Luanda - 1. Introdução: Na semana finda os meios de comunicação veicularam uma informação dando conta de que o Tribunal Supremo ordenou o arresto preventivo de bens pertecentes à empresária Isabel dos Santos, deles se destacando saldos existentes em contas bancárias tituladas pela empresária com domicílio em vários bancos comerciais no país e participações sociais detidas pela mesma em várias empresas em Angola e no estrangeiro, bem ajustado, em termos pecuniários, fala-se em cerca de USD 1.136.996.825, 56 (mil milhões, cento e trinta e seis milhões, novecentos e noventa e seis mil, oitocentos e vinte cinco Dólares e cinquenta e seis cêntimos). Uma quantia nada módica.

Fonte: Club-k.net


Esta notícia suscitou várias reacções nas redes sociais e não só, muitos internautas levantaram questões pertinentes à respeito da decisão do Tribunal que recai sobre os bens da empresária. Algumas correntes de opiniões questionam a competência do tribunal, outras questionam os procedimentos e a validade da decisão.

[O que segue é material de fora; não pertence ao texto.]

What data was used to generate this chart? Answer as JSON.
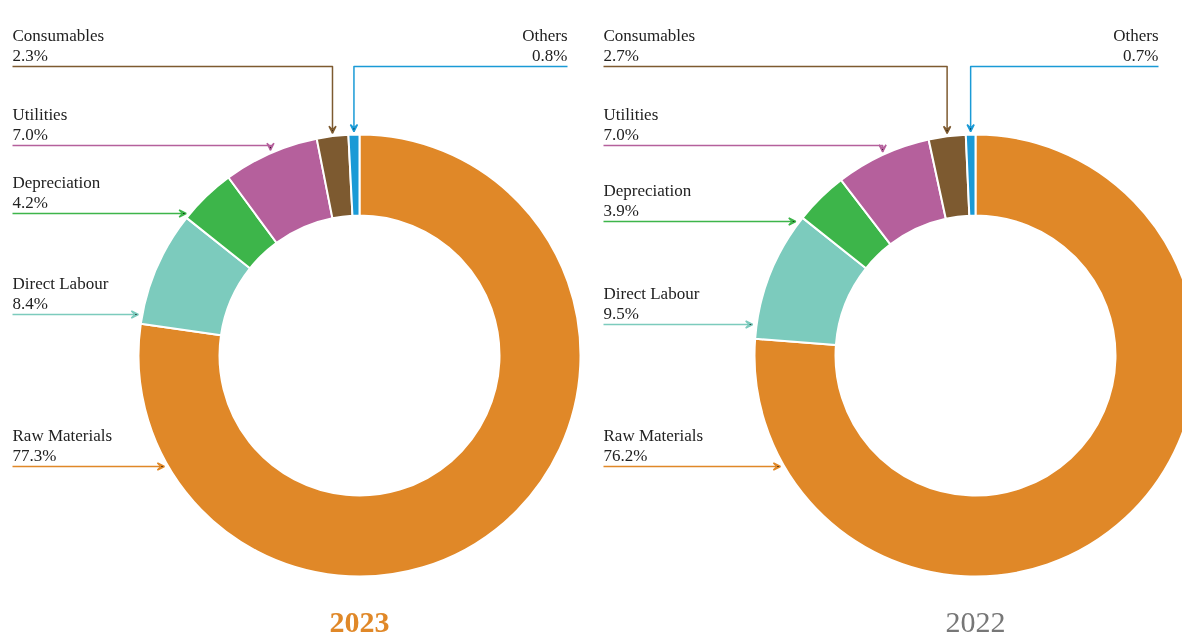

Na verdade, tratou-se de um Despacho-Sentença proferido em primeira instância pelo Tribunal Supremo, recaindo sobre uma Providência Cautelar de Arresto requerida pelo Ministério Público, agindo em nome do Estado.


A intensidade das preocupações manifestadas por vários intervenientes acabou por deixar os demais confusos sobre se os bens foram definitivamente perdidos a favor do Estado ou se haverá chances de recuperação dos mesmos pela empresária.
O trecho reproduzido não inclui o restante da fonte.